Electroviscoelasticity of Liquid/Liquid Interfaces: Fractional Order Van der Pol Model – New Results

Abstract

A new, recently developed, theory of electroviscoelasticity describes the behavior of electrified liquid-liquid interfaces in fine dispersed systems, and is based on a new constitutive model of liquids. The behavior of e.g., liquid/liquid interfaces is based on three forms of «instabilities», these are rigid,elastic and plastic. Three possible mathematical formalisms have been considered related to this physical formalism,i.e. to the theory of electroviscoelasticity: the first is tension tensor model, the second is Van der Pol derivative model and the third model is fractional order Van der Pol derivative model.

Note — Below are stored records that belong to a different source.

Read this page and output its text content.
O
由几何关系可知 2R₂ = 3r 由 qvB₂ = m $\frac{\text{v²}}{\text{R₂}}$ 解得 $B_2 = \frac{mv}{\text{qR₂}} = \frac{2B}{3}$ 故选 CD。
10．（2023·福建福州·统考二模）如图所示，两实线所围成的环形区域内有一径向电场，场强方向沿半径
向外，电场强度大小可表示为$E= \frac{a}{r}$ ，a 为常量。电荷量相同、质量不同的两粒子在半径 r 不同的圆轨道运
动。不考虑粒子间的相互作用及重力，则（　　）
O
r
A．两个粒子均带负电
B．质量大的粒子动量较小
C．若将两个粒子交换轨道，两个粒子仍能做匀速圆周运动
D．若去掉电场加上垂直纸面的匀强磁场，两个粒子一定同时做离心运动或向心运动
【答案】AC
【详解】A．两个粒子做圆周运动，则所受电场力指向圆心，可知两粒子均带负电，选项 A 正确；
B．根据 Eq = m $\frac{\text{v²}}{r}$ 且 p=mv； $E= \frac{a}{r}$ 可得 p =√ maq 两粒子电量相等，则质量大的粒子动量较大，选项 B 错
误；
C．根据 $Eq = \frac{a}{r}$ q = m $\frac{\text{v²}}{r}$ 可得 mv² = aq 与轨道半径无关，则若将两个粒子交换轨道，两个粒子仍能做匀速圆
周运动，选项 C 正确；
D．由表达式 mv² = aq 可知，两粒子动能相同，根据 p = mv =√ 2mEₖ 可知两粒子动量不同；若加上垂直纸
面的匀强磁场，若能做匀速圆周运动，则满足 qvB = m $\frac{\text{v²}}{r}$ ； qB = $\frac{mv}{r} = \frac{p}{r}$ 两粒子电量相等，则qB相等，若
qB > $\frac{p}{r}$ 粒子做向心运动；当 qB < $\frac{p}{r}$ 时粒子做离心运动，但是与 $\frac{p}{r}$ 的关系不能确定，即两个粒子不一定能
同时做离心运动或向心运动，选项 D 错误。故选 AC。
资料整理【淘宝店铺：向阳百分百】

The third model presents an effort to generalize the previous Van der Pol equation using fractional integro-differential operators (fractional calculus). In this paper, central parts of presentation will be solution using Caputo definition of fractional operators to obtain a (non)homogeneous solution of a (nonlinear)/linearized equation of fractional order Van der Pol model that represents the initial electromagnetic oscillation at the electroviscoelastic liquid/liquid interface.Specially, it will be discussed a case of low fractionality i.e the order of fractional derivative p slightly deviates from an integer value n. Finally, it is proposed numerical algorithm using a predictor-corrector approach for calculating corresponding homogeneous solution of nonlinear differential equation of the Van der Pol type.